It was the first semester of my freshman year in college. I met “David” while at one of the bars near campus. The people I went there with that night were all too young to drink, but David (who was a junior) made a point to buy shots for each of us. My friends and I were the only black people in the bar, so I guess we stood out. And looked thirsty.
I got drunk for the first time that night because of David’s magnanimity. And we became cool. He wasn’t one of my best friends on campus. But if I happened to be walking in the cafeteria and he happened to be at a table already, he’d scream, “Daaammmmmmmmmmon!” if he saw me. And sometimes he’d invite me to sit at his table, where he was holding court with his (all white) buddies.

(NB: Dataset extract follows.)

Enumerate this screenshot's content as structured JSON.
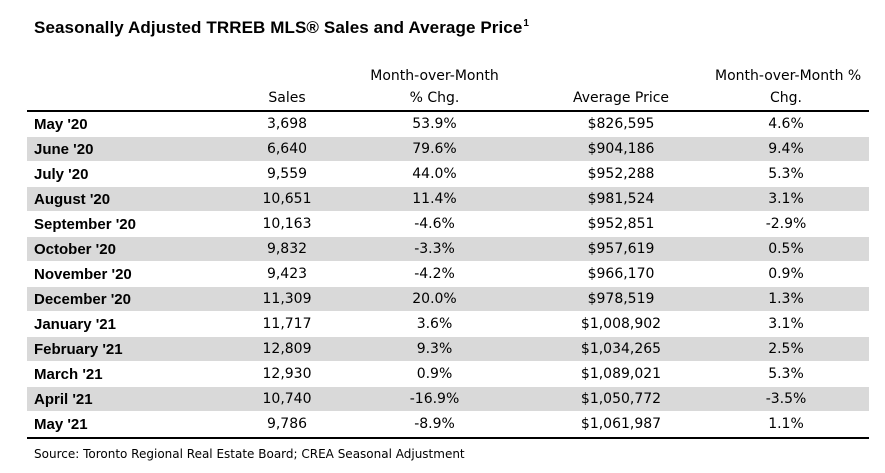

One day he invited me and one of my teammates to a party at his house, with a promise that there’d be (his words) “booze and bitches” there. Which was awesome. (I was 18, remember. It didn’t take much.) Until I got there and saw that the “booze” was Sunny D and Jägermeister and the “bitches” were his sister (seriously) and her four friends. All white, of course. For whatever reason, I was expecting the party to be more Benetton ad than Abercrombie & Fitch. But, again, I was 18. Which means I was stupid. Still, we stayed and had a decent time watching everyone get drunk and attempt to heel-toe to Beenie Man.
Anyway, about an hour or so into the night, David called me over to a conversation he was having with a few people.
“Yo, D. Tell them what you were telling me about your block.”
“The suburb my parents moved to when I was 16?”
“No, no, no. The hood! Tell them about the hood!”
My face went blank. WTF is this dude talking about? I thought. Then I remembered.
When he was buying drinks that night at the bar, Cops happened to be on the TV behind the counter. During conversation, I nonchalantly mentioned that my street was featured on an episode. Which excited the hell out of him then, but I was too drunk to realize it.
And then I took another look at him. And around the room. And I thought about a few of the more awkward conversations we’d had in the past couple of weeks. And then it dawned on me:
I am David’s black friend.
Not David’s friend who happened to be black. But David’s friend who is David’s friend because he is black. And then it all made sense—the drinks, the rambunctious invitations to his table, my attendance at this party, the creepy reference to his sister as one of the “bitches” who’d be in attendance. David wanted everyone to know he was cool enough to be cool with a black guy. It wasn’t enough to be my friend. He had to be seen being my friend. That I happened to be a black basketball player from the hood must have been a triple word score on his Token Scrabble board.
It’s been over a decade—s–t, almost two decades—since that night. But I still remember that feeling. Simultaneously jarring and illuminating. Surreal, even. Like I was in a David Lynch movie and was watching myself in a David Lynch movie. And it was funny as f–k. Like, holy s–t! Does he think this is actually going to work?
Which is the same feeling I’ve been feeling while also witnessing Bernie Sanders and Hillary Clinton play Black Friend Scrabble, where they’re battling each other with quasi black-experience bonus points …
(Bernie: I marched with Martin.
Hillary: Well, I share a last name with George Clinton.)
… and full names hidden in their bags …
(Bernie: I just pulled out a Killer Mike piece and a Ta-Nehisi Coates. That should be good for 78 points.
Hillary: I have a John Lewis. And a Cory Booker. And a Demi Lovato, who could pass for Beyoncé’s cousin, and that’s worth 6 points alone.)
… to prove they’re cool enough to be cool with black people. Only instead of elevated campus status, the goal is for black people to believe that Bernie and Hillary are down enough to earn their vote.